Would you believe that corporate boards on average are MORE diverse than nonprofit boards? While much of the media attention has been focused on increasing diversity on corporate boards (and justifiably so – we still have far to go), less attention is paid to the nonprofit boards that are abundant in every community. The racial breakdown of a corporate board on average is 38.5% non-white while a nonprofit is 22% non-white.
Nonprofit boards are often touted as a great place to build and hone leadership, serve as a place to network with highly influential individuals and an opportunity to create lasting societal change. Nonprofits are created to support a vast number of sectors from education to healthcare to the arts to human services and more. And many evolve out of a need to support the “less fortunate” members of our community, which are overwhelmingly communities of color. So why is it that the nonprofit boards who govern the effort to create societal change, more often than not reflect the racial makeup for the communities and populations they serve?

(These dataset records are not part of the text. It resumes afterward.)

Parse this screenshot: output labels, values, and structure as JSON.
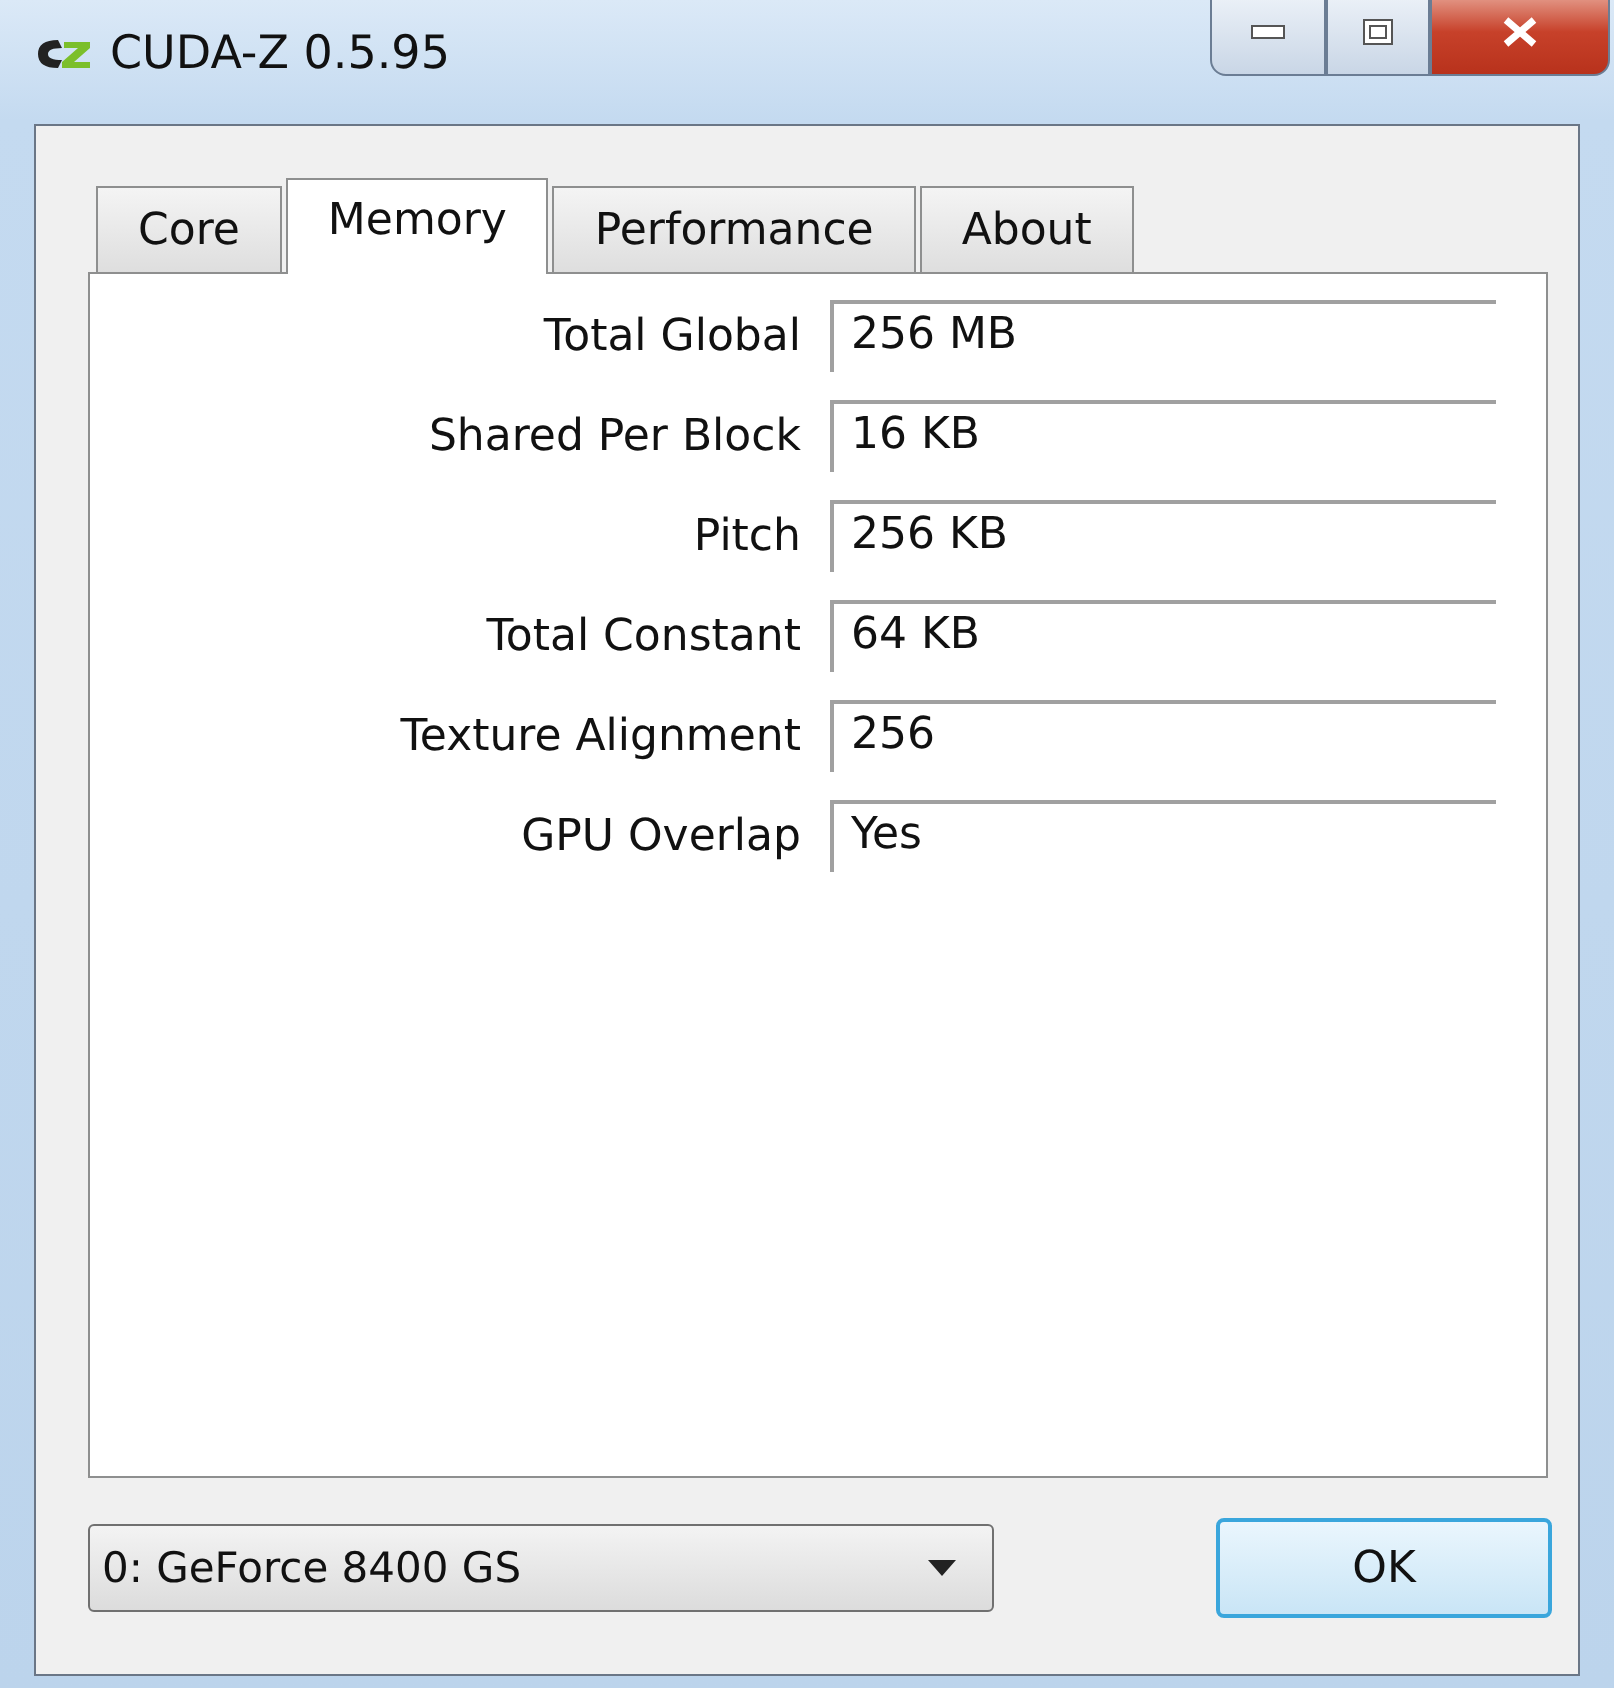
{
  "window": {
    "title": "CUDA-Z 0.5.95"
  },
  "tabs": [
    {
      "label": "Core",
      "selected": false
    },
    {
      "label": "Memory",
      "selected": true
    },
    {
      "label": "Performance",
      "selected": false
    },
    {
      "label": "About",
      "selected": false
    }
  ],
  "fields": [
    {
      "label": "Total Global",
      "value": "256 MB"
    },
    {
      "label": "Shared Per Block",
      "value": "16 KB"
    },
    {
      "label": "Pitch",
      "value": "256 KB"
    },
    {
      "label": "Total Constant",
      "value": "64 KB"
    },
    {
      "label": "Texture Alignment",
      "value": "256"
    },
    {
      "label": "GPU Overlap",
      "value": "Yes"
    }
  ],
  "device_select": {
    "value": "0: GeForce 8400 GS"
  },
  "buttons": [
    "OK"
  ]
}
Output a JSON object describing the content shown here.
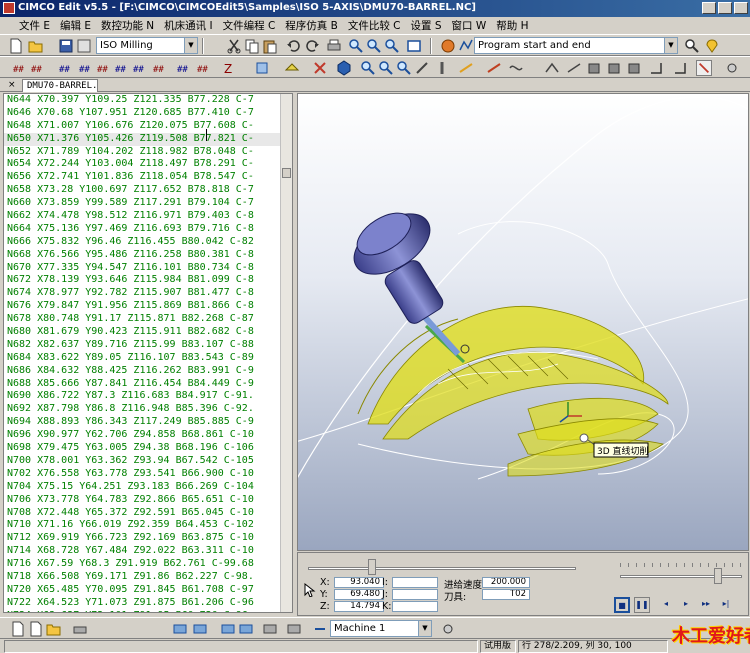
{
  "window": {
    "title": "CIMCO Edit v5.5 - [F:\\CIMCO\\CIMCOEdit5\\Samples\\ISO 5-AXIS\\DMU70-BARREL.NC]"
  },
  "menu": [
    "文件 E",
    "编辑 E",
    "数控功能 N",
    "机床通讯 I",
    "文件编程 C",
    "程序仿真 B",
    "文件比较 C",
    "设置 S",
    "窗口 W",
    "帮助 H"
  ],
  "toolbar": {
    "machine_type": "ISO Milling",
    "tool_path_select": "Program start and end",
    "machine_select": "Machine 1"
  },
  "file_tab": {
    "name": "DMU70-BARREL.NC",
    "close": "×"
  },
  "code_lines": [
    "N644 X70.397 Y109.25 Z121.335 B77.228 C-7",
    "N646 X70.68 Y107.951 Z120.685 B77.410 C-7",
    "N648 X71.007 Y106.676 Z120.075 B77.608 C-",
    "N650 X71.376 Y105.426 Z119.508 B77.821 C-",
    "N652 X71.789 Y104.202 Z118.982 B78.048 C-",
    "N654 X72.244 Y103.004 Z118.497 B78.291 C-",
    "N656 X72.741 Y101.836 Z118.054 B78.547 C-",
    "N658 X73.28 Y100.697 Z117.652 B78.818 C-7",
    "N660 X73.859 Y99.589 Z117.291 B79.104 C-7",
    "N662 X74.478 Y98.512 Z116.971 B79.403 C-8",
    "N664 X75.136 Y97.469 Z116.693 B79.716 C-8",
    "N666 X75.832 Y96.46 Z116.455 B80.042 C-82",
    "N668 X76.566 Y95.486 Z116.258 B80.381 C-8",
    "N670 X77.335 Y94.547 Z116.101 B80.734 C-8",
    "N672 X78.139 Y93.646 Z115.984 B81.099 C-8",
    "N674 X78.977 Y92.782 Z115.907 B81.477 C-8",
    "N676 X79.847 Y91.956 Z115.869 B81.866 C-8",
    "N678 X80.748 Y91.17 Z115.871 B82.268 C-87",
    "N680 X81.679 Y90.423 Z115.911 B82.682 C-8",
    "N682 X82.637 Y89.716 Z115.99 B83.107 C-88",
    "N684 X83.622 Y89.05 Z116.107 B83.543 C-89",
    "N686 X84.632 Y88.425 Z116.262 B83.991 C-9",
    "N688 X85.666 Y87.841 Z116.454 B84.449 C-9",
    "N690 X86.722 Y87.3 Z116.683 B84.917 C-91.",
    "N692 X87.798 Y86.8 Z116.948 B85.396 C-92.",
    "N694 X88.893 Y86.343 Z117.249 B85.885 C-9",
    "N696 X90.977 Y62.706 Z94.858 B68.861 C-10",
    "N698 X79.475 Y63.005 Z94.38 B68.196 C-106",
    "N700 X78.001 Y63.362 Z93.94 B67.542 C-105",
    "N702 X76.558 Y63.778 Z93.541 B66.900 C-10",
    "N704 X75.15 Y64.251 Z93.183 B66.269 C-104",
    "N706 X73.778 Y64.783 Z92.866 B65.651 C-10",
    "N708 X72.448 Y65.372 Z92.591 B65.045 C-10",
    "N710 X71.16 Y66.019 Z92.359 B64.453 C-102",
    "N712 X69.919 Y66.723 Z92.169 B63.875 C-10",
    "N714 X68.728 Y67.484 Z92.022 B63.311 C-10",
    "N716 X67.59 Y68.3 Z91.919 B62.761 C-99.68",
    "N718 X66.508 Y69.171 Z91.86 B62.227 C-98.",
    "N720 X65.485 Y70.095 Z91.845 B61.708 C-97",
    "N722 X64.523 Y71.073 Z91.875 B61.206 C-96",
    "N724 X63.627 Y72.101 Z91.95 B60.720 C-96.",
    "N726 X62.798 Y73.18 Z92.071 B60.252 C-95.",
    "N728 X62.04 Y74.307 Z92.238 B59.801 C-94."
  ],
  "viewport": {
    "tooltip": "3D 直线切削"
  },
  "sim_panel": {
    "x_label": "X:",
    "x_value": "93.040",
    "y_label": "Y:",
    "y_value": "69.480",
    "z_label": "Z:",
    "z_value": "14.794",
    "i_label": "I:",
    "j_label": "J:",
    "k_label": "K:",
    "feed_label": "进给速度:",
    "feed_value": "200.000",
    "tool_label": "刀具:",
    "tool_value": "T02"
  },
  "status": {
    "mode": "试用版",
    "position": "行 278/2.209, 列 30, 100",
    "logo_text": "木工爱好者"
  },
  "colors": {
    "code_text": "#008000",
    "toolpath": "#d6d400",
    "title_bar": "#0a246a"
  }
}
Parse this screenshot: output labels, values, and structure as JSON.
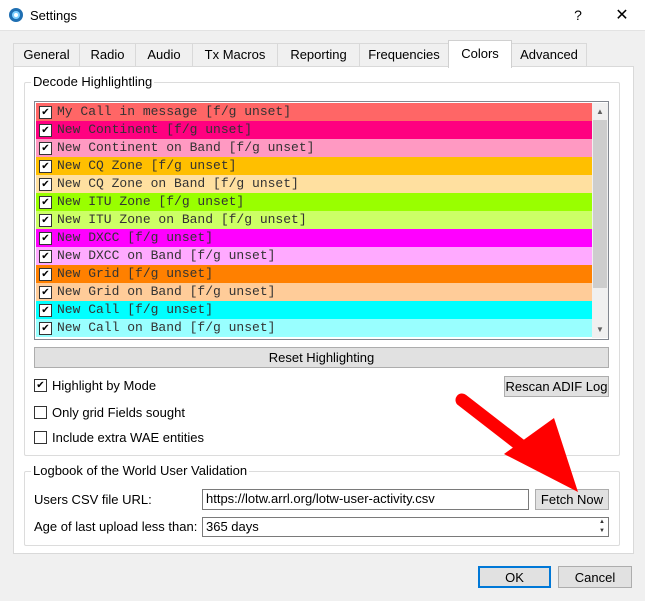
{
  "window": {
    "title": "Settings",
    "help_glyph": "?",
    "close_glyph": "✕"
  },
  "tabs": [
    {
      "label": "General"
    },
    {
      "label": "Radio"
    },
    {
      "label": "Audio"
    },
    {
      "label": "Tx Macros"
    },
    {
      "label": "Reporting"
    },
    {
      "label": "Frequencies"
    },
    {
      "label": "Colors",
      "active": true
    },
    {
      "label": "Advanced"
    }
  ],
  "decode": {
    "title": "Decode Highlightling",
    "items": [
      {
        "label": "My Call in message [f/g unset]",
        "color": "#ff6666",
        "checked": true
      },
      {
        "label": "New Continent [f/g unset]",
        "color": "#ff0080",
        "checked": true
      },
      {
        "label": "New Continent on Band [f/g unset]",
        "color": "#ff99c2",
        "checked": true
      },
      {
        "label": "New CQ Zone [f/g unset]",
        "color": "#ffbf00",
        "checked": true
      },
      {
        "label": "New CQ Zone on Band [f/g unset]",
        "color": "#ffe0a0",
        "checked": true
      },
      {
        "label": "New ITU Zone [f/g unset]",
        "color": "#99ff00",
        "checked": true
      },
      {
        "label": "New ITU Zone on Band [f/g unset]",
        "color": "#ccff66",
        "checked": true
      },
      {
        "label": "New DXCC [f/g unset]",
        "color": "#ff00ff",
        "checked": true
      },
      {
        "label": "New DXCC on Band [f/g unset]",
        "color": "#ffaaff",
        "checked": true
      },
      {
        "label": "New Grid [f/g unset]",
        "color": "#ff8000",
        "checked": true
      },
      {
        "label": "New Grid on Band [f/g unset]",
        "color": "#ffcc99",
        "checked": true
      },
      {
        "label": "New Call [f/g unset]",
        "color": "#00ffff",
        "checked": true
      },
      {
        "label": "New Call on Band [f/g unset]",
        "color": "#99ffff",
        "checked": true
      }
    ],
    "check_glyph": "✔",
    "reset_label": "Reset Highlighting",
    "rescan_label": "Rescan ADIF Log",
    "options": [
      {
        "label": "Highlight by Mode",
        "checked": true
      },
      {
        "label": "Only grid Fields sought",
        "checked": false
      },
      {
        "label": "Include extra WAE entities",
        "checked": false
      }
    ]
  },
  "lotw": {
    "title": "Logbook of the World User Validation",
    "url_label": "Users CSV file URL:",
    "url_value": "https://lotw.arrl.org/lotw-user-activity.csv",
    "fetch_label": "Fetch Now",
    "age_label": "Age of last upload less than:",
    "age_value": "365 days"
  },
  "footer": {
    "ok_label": "OK",
    "cancel_label": "Cancel"
  },
  "annotation": {
    "arrow_color": "#ff0000"
  }
}
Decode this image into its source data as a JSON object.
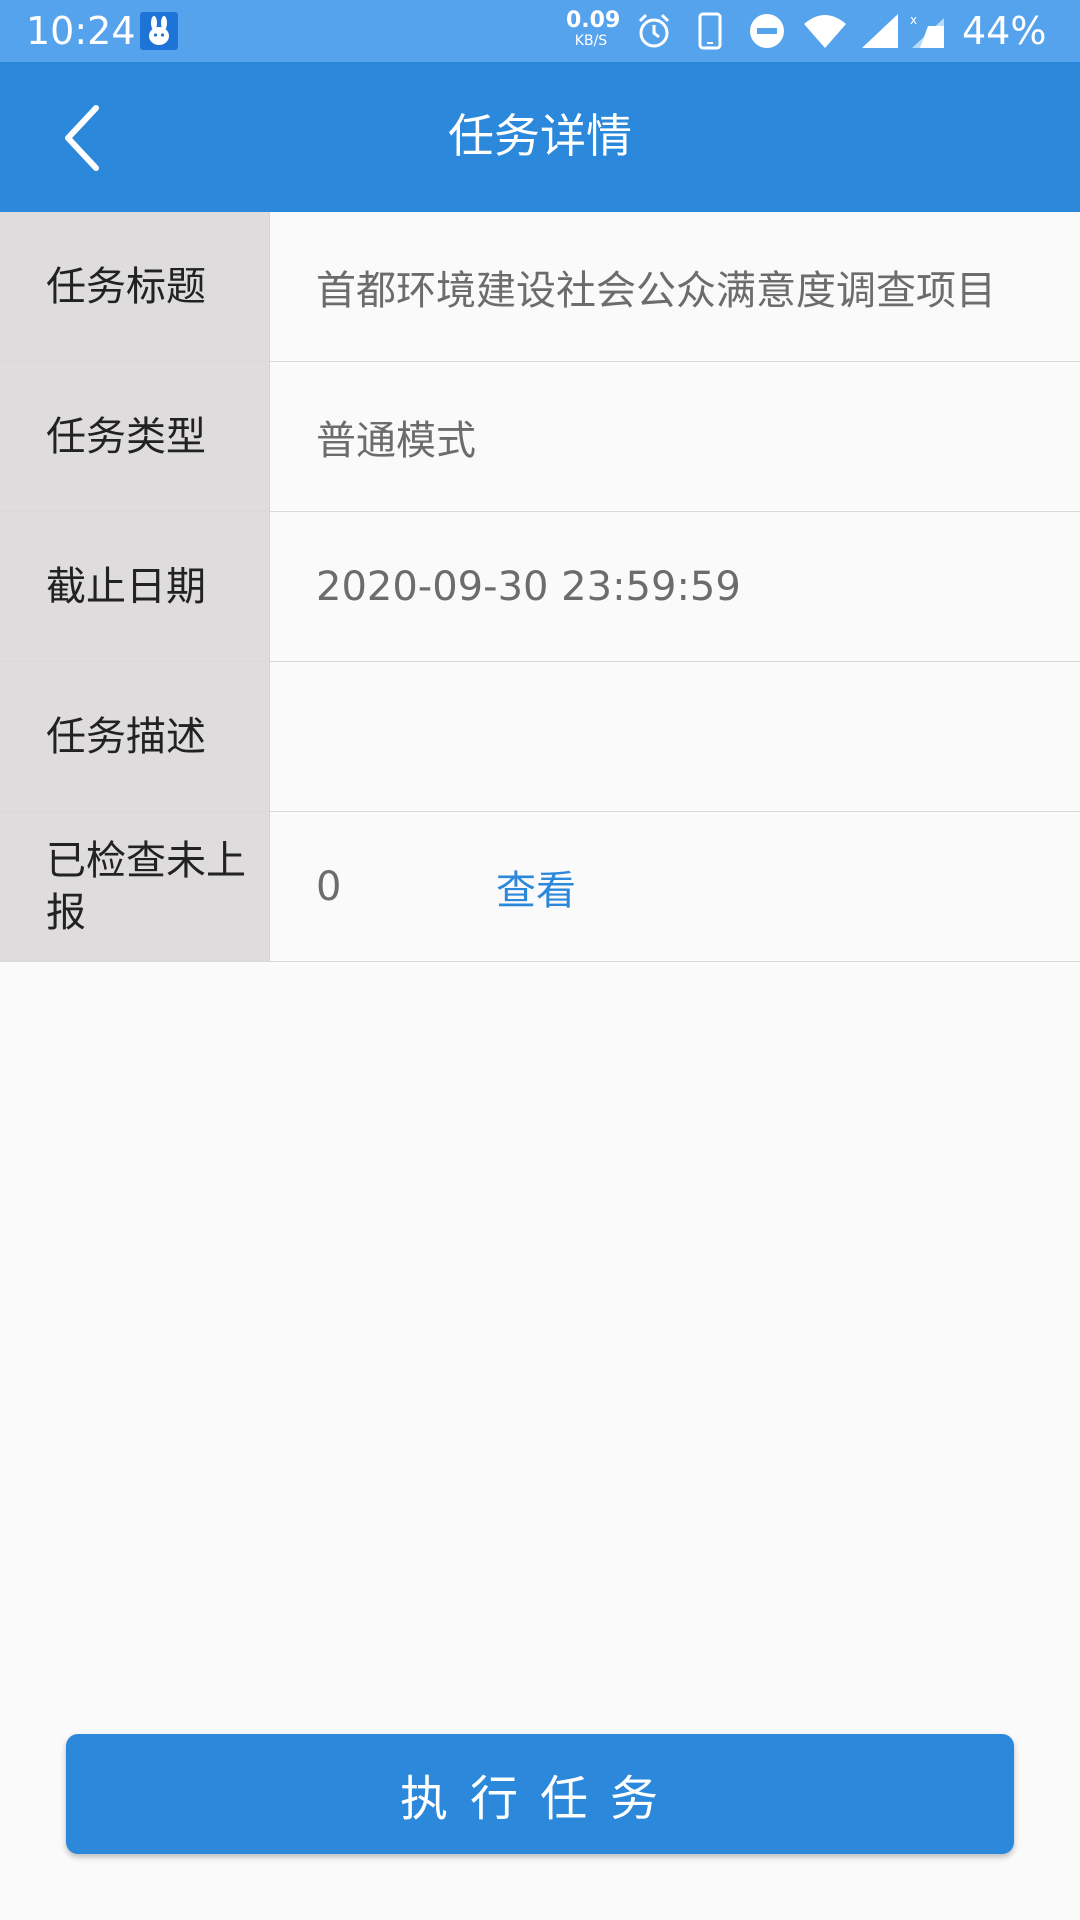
{
  "status_bar": {
    "time": "10:24",
    "net_speed_value": "0.09",
    "net_speed_unit": "KB/S",
    "battery": "44%",
    "icons": [
      "app-bunny-icon",
      "alarm-icon",
      "phone-icon",
      "dnd-icon",
      "wifi-icon",
      "signal-icon",
      "signal-x-icon"
    ]
  },
  "header": {
    "title": "任务详情",
    "back_icon": "chevron-left-icon"
  },
  "details": {
    "rows": [
      {
        "label": "任务标题",
        "value": "首都环境建设社会公众满意度调查项目"
      },
      {
        "label": "任务类型",
        "value": "普通模式"
      },
      {
        "label": "截止日期",
        "value": "2020-09-30 23:59:59"
      },
      {
        "label": "任务描述",
        "value": ""
      },
      {
        "label": "已检查未上报",
        "value": "0",
        "link": "查看"
      }
    ]
  },
  "actions": {
    "execute_label": "执行任务"
  },
  "colors": {
    "statusbar": "#55a3ec",
    "primary": "#2b88da",
    "label_bg": "#dedcdc",
    "background": "#fafafa"
  }
}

Have you ever heard of white savior syndrome or white savior complex? It is the narrative so often written where the white person swoops in and saves the person/people of color from their plight. And the world of volunteering has become painfully infected by it. Perhaps you have heard the Tara Winkler TED talk about stopping orphanages? Seems like a terrible thing- where would these poor children go who are supported by the dollars Americans send, the mission work we do to help them? The gut-wrenching truth is that they would stay home with their families. I won’t spoil the talk for you, but our white savior syndrome has created a corrupt world overseas where young children are ripped from their families to live in an orphanage so we can go on a mission trip and take a selfie of the great work we are doing with the poor children… because it is profitable. Seriously, watch the TED talk. https://www.ted.com/talks/tara_winkler_why_we_need_to_end_the_era_of_orphanages?language=en
But white savior syndrome is not just an issue with overseas orphanages, it is prevalent on the vast majority of our boards… where our predominantly white board members make decisions and effect societal change that impacts communities of color. It is with good intentions to help others that we often ignorantly make decisions for others. Not only are people of color prevented from having a seat at the table and a voice to represent those of color, they are also kept from the benefits of being on a board that I alluded to earlier – the chance to hone leadership skills and flex influence on the community, the chance to rub elbows and impress people already in a position of influence. We need to make more room at the board table… we cannot claim a value of inclusiveness in our mission as a nonprofit and not accurately reflect that on our board of directors.
As we press for representative equality in workplaces and on corporate boards, let us not forget how important it is that we have this same representation on our nonprofit boards.